Knowledge pull requests improve continual document updates across languages

Knowledge Pull Requests for Continual Document Authoring

Computation and Language

Summary

Documents like Wikipedia articles need constant updates as new facts appear. The authors present a method called Knowledge Pull Requests (KPRs) that helps update documents by clearly showing what knowledge changes and how the text is altered. KPRs work by extracting new claims, deciding where they fit in the document, and marking contradictions with old content. This approach preserves more existing information and adds more useful facts than rewriting entire texts from scratch. It also helps answer questions better by including knowledge from documents in different languages.

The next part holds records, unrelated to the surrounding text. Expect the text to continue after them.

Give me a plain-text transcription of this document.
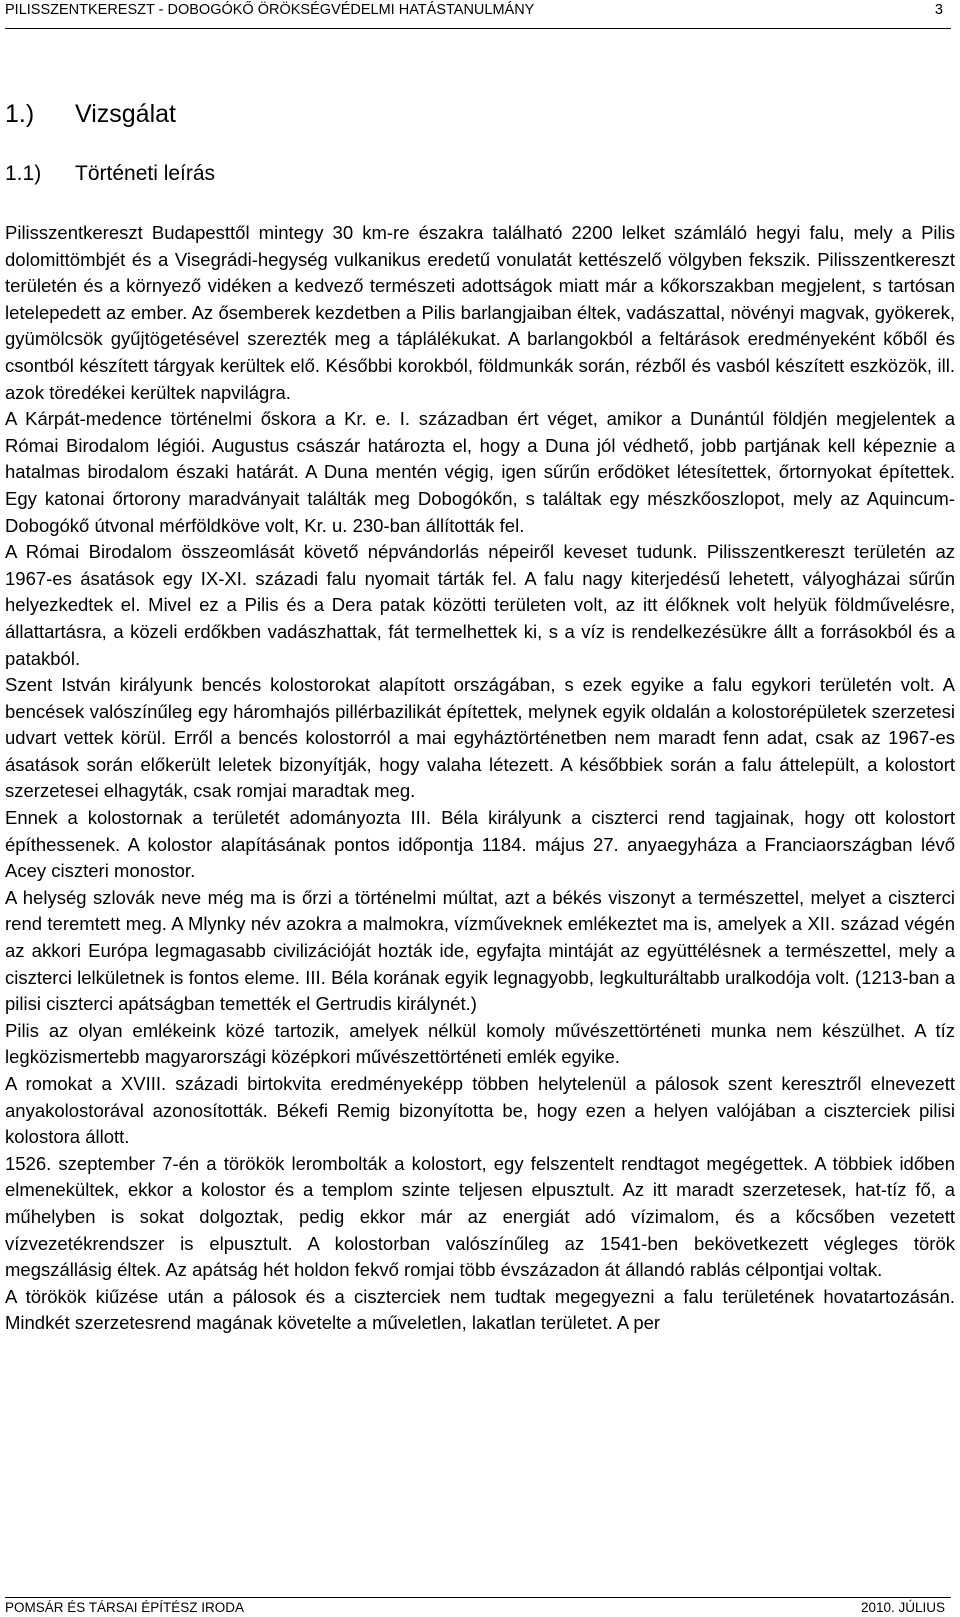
PILISSZENTKERESZT - DOBOGÓKŐ ÖRÖKSÉGVÉDELMI HATÁSTANULMÁNY	3
1.)	Vizsgálat
1.1)	Történeti leírás

Pilisszentkereszt Budapesttől mintegy 30 km-re északra található 2200 lelket számláló hegyi falu, mely a Pilis dolomittömbjét és a Visegrádi-hegység vulkanikus eredetű vonulatát kettészelő völgyben fekszik. Pilisszentkereszt területén és a környező vidéken a kedvező természeti adottságok miatt már a kőkorszakban megjelent, s tartósan letelepedett az ember. Az ősemberek kezdetben a Pilis barlangjaiban éltek, vadászattal, növényi magvak, gyökerek, gyümölcsök gyűjtögetésével szerezték meg a táplálékukat. A barlangokból a feltárások eredményeként kőből és csontból készített tárgyak kerültek elő. Későbbi korokból, földmunkák során, rézből és vasból készített eszközök, ill. azok töredékei kerültek napvilágra.

A Kárpát-medence történelmi őskora a Kr. e. I. században ért véget, amikor a Dunántúl földjén megjelentek a Római Birodalom légiói. Augustus császár határozta el, hogy a Duna jól védhető, jobb partjának kell képeznie a hatalmas birodalom északi határát. A Duna mentén végig, igen sűrűn erődöket létesítettek, őrtornyokat építettek. Egy katonai őrtorony maradványait találták meg Dobogókőn, s találtak egy mészkőoszlopot, mely az Aquincum-Dobogókő útvonal mérföldköve volt, Kr. u. 230-ban állították fel.

A Római Birodalom összeomlását követő népvándorlás népeiről keveset tudunk. Pilisszentkereszt területén az 1967-es ásatások egy IX-XI. századi falu nyomait tárták fel. A falu nagy kiterjedésű lehetett, vályogházai sűrűn helyezkedtek el. Mivel ez a Pilis és a Dera patak közötti területen volt, az itt élőknek volt helyük földművelésre, állattartásra, a közeli erdőkben vadászhattak, fát termelhettek ki, s a víz is rendelkezésükre állt a forrásokból és a patakból.

Szent István királyunk bencés kolostorokat alapított országában, s ezek egyike a falu egykori területén volt. A bencések valószínűleg egy háromhajós pillérbazilikát építettek, melynek egyik oldalán a kolostorépületek szerzetesi udvart vettek körül. Erről a bencés kolostorról a mai egyháztörténetben nem maradt fenn adat, csak az 1967-es ásatások során előkerült leletek bizonyítják, hogy valaha létezett. A későbbiek során a falu áttelepült, a kolostort szerzetesei elhagyták, csak romjai maradtak meg.

Ennek a kolostornak a területét adományozta III. Béla királyunk a ciszterci rend tagjainak, hogy ott kolostort építhessenek. A kolostor alapításának pontos időpontja 1184. május 27. anyaegyháza a Franciaországban lévő Acey ciszteri monostor.

A helység szlovák neve még ma is őrzi a történelmi múltat, azt a békés viszonyt a természettel, melyet a ciszterci rend teremtett meg. A Mlynky név azokra a malmokra, vízműveknek emlékeztet ma is, amelyek a XII. század végén az akkori Európa legmagasabb civilizációját hozták ide, egyfajta mintáját az együttélésnek a természettel, mely a ciszterci lelkületnek is fontos eleme. III. Béla korának egyik legnagyobb, legkulturáltabb uralkodója volt. (1213-ban a pilisi ciszterci apátságban temették el Gertrudis királynét.)

Pilis az olyan emlékeink közé tartozik, amelyek nélkül komoly művészettörténeti munka nem készülhet. A tíz legközismertebb magyarországi középkori művészettörténeti emlék egyike.

A romokat a XVIII. századi birtokvita eredményeképp többen helytelenül a pálosok szent keresztről elnevezett anyakolostorával azonosították. Békefi Remig bizonyította be, hogy ezen a helyen valójában a ciszterciek pilisi kolostora állott.

1526. szeptember 7-én a törökök lerombolták a kolostort, egy felszentelt rendtagot megégettek. A többiek időben elmenekültek, ekkor a kolostor és a templom szinte teljesen elpusztult. Az itt maradt szerzetesek, hat-tíz fő, a műhelyben is sokat dolgoztak, pedig ekkor már az energiát adó vízimalom, és a kőcsőben vezetett vízvezetékrendszer is elpusztult. A kolostorban valószínűleg az 1541-ben bekövetkezett végleges török megszállásig éltek. Az apátság hét holdon fekvő romjai több évszázadon át állandó rablás célpontjai voltak.

A törökök kiűzése után a pálosok és a ciszterciek nem tudtak megegyezni a falu területének hovatartozásán. Mindkét szerzetesrend magának követelte a műveletlen, lakatlan területet. A per

POMSÁR ÉS TÁRSAI ÉPÍTÉSZ IRODA	2010. JÚLIUS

What this means in practice

  • For content management teams: Integrate and track knowledge updates continually in multilingual documentation to improve accuracy and transparency of changes.
  • For knowledge base developers: Enhance automated updates of query-driven reports by selectively adding new information while preserving existing verified content.

Authors

Alexander Martin, Benjamin Van Durme

Abstract

We introduce Knowledge Pull Requests (KPRs), a framework for continual document authoring that makes each change interpretable. Documents require ongoing revision as new knowledge surfaces from other sources, languages, or times, but existing approaches either edit with no account of what knowledge changed or regenerate from scratch. A KPR integrates new knowledge into a document by extracting claims, filtering and routing them to sections, and flagging conflicts with existing content, producing a ChangeLog that separates what knowledge changes (claim proposal) from how the text changes (document diff). We evaluate KPRs on revising Wikipedia across languages and updating query-driven reports on RAGTIME. KPRs integrate more information and better preserve existing content than rewriting from sources or regenerating from scratch, while adding the most information per token generated. A KPR-revised article also grounds question answering better than a frontier model with search, which does not surface knowledge documented only in other languages.